Catalonia’s regional government is finalizing plans developed by specialist anti-terrorist unit of the Mossos d’Esquadra to train teachers to keep watch for Islamic extremism, said Jordi Jané, the head of Catalonia’s regional interior ministry.
Teachers will be considered key in detecting the threat from home-grown jihadists who are inspired to join the so called ISIS terror group to launch attacks within Europe.
According to the guidelines reported in El Mundo, teachers will be told to report changes in behaviour among students such as; becoming shy and introverted, adopting traditional styles of Islamic dress or refusing to join in sports or cultural activities for "religious reasons".
The guidelines also advise how to monitor if students are accessing jihadist propaganda on school computers and to raise the alarm if students talk about leaving school to travel abroad.
Catalonia is considered a flashpoint in Spain for Islamic extremism as it is home to the highest concentration of Muslim immigrants within Spain and has numerous mosques with links to the Salafi movement, which advocates a fundamentalist approach to Islam.

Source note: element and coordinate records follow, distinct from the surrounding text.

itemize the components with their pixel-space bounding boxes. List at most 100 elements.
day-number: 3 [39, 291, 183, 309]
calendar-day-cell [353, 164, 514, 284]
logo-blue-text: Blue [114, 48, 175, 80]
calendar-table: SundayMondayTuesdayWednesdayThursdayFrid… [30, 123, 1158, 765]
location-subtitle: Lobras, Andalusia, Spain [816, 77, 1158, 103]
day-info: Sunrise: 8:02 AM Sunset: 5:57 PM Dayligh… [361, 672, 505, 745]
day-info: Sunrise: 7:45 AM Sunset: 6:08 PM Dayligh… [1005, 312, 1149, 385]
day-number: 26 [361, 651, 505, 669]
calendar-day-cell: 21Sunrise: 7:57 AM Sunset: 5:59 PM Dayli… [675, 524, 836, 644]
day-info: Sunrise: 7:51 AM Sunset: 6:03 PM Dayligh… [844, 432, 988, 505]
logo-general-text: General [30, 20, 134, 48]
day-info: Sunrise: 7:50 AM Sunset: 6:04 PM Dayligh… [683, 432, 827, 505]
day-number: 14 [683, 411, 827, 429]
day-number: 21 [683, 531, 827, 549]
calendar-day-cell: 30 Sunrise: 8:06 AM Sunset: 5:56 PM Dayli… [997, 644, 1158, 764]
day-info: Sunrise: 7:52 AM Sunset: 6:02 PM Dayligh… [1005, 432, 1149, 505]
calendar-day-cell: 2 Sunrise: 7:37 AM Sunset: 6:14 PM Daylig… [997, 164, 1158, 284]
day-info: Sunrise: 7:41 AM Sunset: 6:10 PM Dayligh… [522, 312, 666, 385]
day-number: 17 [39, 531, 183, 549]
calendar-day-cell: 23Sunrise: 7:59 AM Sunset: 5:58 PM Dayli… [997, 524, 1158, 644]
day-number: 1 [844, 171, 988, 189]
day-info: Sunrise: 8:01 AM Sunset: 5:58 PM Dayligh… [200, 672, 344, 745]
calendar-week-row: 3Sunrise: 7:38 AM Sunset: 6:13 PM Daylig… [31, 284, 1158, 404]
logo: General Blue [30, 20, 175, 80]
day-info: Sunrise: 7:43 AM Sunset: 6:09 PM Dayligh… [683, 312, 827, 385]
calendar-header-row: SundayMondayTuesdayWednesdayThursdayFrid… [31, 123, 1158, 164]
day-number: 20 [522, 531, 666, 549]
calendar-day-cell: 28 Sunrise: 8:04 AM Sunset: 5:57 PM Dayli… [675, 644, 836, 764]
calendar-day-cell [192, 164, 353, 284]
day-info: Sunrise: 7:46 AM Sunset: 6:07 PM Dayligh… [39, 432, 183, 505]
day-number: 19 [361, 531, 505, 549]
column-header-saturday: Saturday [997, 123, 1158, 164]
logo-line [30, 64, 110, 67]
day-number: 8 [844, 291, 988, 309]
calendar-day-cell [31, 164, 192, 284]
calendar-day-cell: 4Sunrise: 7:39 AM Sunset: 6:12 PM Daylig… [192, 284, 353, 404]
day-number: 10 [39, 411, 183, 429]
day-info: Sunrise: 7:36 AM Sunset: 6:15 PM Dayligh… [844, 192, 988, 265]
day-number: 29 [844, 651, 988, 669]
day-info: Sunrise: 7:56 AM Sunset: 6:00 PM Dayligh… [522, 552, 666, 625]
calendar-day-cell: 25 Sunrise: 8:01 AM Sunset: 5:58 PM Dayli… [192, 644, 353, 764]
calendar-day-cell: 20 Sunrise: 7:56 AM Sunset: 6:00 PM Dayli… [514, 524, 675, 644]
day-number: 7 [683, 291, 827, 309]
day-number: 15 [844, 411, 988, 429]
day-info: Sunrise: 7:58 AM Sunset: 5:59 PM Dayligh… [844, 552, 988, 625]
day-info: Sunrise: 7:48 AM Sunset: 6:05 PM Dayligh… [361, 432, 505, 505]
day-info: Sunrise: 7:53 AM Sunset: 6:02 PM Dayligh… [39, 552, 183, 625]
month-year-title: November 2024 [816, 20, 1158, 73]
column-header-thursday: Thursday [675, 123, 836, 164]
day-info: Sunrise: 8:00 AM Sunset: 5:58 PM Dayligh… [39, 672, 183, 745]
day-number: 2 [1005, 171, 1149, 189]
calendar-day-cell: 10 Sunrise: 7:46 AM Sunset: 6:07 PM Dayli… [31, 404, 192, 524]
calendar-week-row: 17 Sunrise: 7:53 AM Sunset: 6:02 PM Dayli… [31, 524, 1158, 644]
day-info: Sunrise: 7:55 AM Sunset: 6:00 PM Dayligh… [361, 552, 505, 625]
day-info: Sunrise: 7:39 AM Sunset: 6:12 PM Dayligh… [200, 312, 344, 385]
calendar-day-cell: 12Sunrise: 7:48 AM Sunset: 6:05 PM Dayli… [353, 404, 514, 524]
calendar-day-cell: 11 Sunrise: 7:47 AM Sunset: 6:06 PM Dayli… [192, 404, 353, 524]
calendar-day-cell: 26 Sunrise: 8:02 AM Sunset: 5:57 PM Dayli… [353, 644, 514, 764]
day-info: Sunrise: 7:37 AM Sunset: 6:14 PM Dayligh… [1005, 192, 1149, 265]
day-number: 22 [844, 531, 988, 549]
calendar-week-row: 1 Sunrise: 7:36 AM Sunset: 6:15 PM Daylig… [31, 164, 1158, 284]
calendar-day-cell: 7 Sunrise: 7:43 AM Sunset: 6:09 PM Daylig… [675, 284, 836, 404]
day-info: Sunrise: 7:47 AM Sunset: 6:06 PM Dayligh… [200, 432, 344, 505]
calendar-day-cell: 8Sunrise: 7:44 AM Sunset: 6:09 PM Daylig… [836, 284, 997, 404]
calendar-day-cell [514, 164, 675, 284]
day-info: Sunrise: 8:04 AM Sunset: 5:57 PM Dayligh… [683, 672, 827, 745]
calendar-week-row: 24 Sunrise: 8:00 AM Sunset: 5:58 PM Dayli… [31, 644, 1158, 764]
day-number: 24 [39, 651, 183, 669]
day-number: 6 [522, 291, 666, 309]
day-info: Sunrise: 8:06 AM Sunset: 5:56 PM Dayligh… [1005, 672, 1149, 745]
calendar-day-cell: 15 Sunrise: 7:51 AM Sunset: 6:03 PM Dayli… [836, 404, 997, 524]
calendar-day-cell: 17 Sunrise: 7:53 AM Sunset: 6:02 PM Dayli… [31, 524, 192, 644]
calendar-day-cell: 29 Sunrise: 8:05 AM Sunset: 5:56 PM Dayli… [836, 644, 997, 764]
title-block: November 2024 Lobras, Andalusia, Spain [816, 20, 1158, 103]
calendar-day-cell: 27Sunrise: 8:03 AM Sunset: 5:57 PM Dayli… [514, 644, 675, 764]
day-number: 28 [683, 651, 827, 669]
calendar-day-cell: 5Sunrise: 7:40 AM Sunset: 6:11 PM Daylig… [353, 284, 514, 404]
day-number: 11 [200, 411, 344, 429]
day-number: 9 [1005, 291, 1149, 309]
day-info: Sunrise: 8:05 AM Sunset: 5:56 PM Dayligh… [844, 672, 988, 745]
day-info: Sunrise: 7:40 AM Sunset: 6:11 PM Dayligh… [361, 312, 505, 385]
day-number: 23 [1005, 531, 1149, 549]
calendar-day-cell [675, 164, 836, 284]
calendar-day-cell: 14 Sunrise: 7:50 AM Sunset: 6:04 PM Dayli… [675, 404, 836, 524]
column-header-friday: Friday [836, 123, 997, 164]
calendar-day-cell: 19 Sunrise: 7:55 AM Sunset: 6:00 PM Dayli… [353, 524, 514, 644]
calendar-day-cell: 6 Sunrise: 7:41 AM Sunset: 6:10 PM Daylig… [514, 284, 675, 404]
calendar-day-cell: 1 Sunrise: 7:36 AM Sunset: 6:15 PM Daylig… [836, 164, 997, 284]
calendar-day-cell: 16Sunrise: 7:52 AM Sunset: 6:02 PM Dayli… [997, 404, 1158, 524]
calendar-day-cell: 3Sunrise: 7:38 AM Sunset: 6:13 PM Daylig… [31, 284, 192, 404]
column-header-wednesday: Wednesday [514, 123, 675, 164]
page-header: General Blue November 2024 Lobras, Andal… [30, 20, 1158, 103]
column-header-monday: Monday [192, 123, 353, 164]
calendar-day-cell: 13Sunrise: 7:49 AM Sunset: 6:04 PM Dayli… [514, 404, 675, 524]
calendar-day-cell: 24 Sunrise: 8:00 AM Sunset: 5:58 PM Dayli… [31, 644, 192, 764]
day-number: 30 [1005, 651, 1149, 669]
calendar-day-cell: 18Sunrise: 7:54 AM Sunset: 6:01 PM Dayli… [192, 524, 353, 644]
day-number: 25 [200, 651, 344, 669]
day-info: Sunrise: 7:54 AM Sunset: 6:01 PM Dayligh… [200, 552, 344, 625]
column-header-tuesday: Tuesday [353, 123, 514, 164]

An estimated 75,000 Muslim students attend state-schools in Catalonia, representing around five percent of the 1.5million school pupils in the region.
The new guidelines are part of Spain’s Special Operational Anti-terrorist Plan which was activated in the wake of the Charlie Hebdo terrorist attacks in Paris in January last year when the terror alert level was raised in Spain to four out of a maximum five.
A programme to screen prisoners for radicalization inside Spain’s jails is already being implemented.
Education authorities in Brussels reportedly failed to act on concerns that a student who went on to become one of the Paris suicide bombers showed signs of radicalization in the classroom.
Bilal Hadfi, 20, who blew himself up outside the Stade de France in Paris on November 13th, had reportedly expressed extremist views at the Abbessens-Funck college in Brussels before dropping out to join ISIS in Syria.
An investigation has been launched as to why no further action was taken after teachers said that had reportedly informed the education board of their fears that Hadfi had been radicalized and was travelling to Syria.
During 2015, anti-terrorist agents arrested 98 suspected jihadists according to information provided by Spain's Interior Ministry.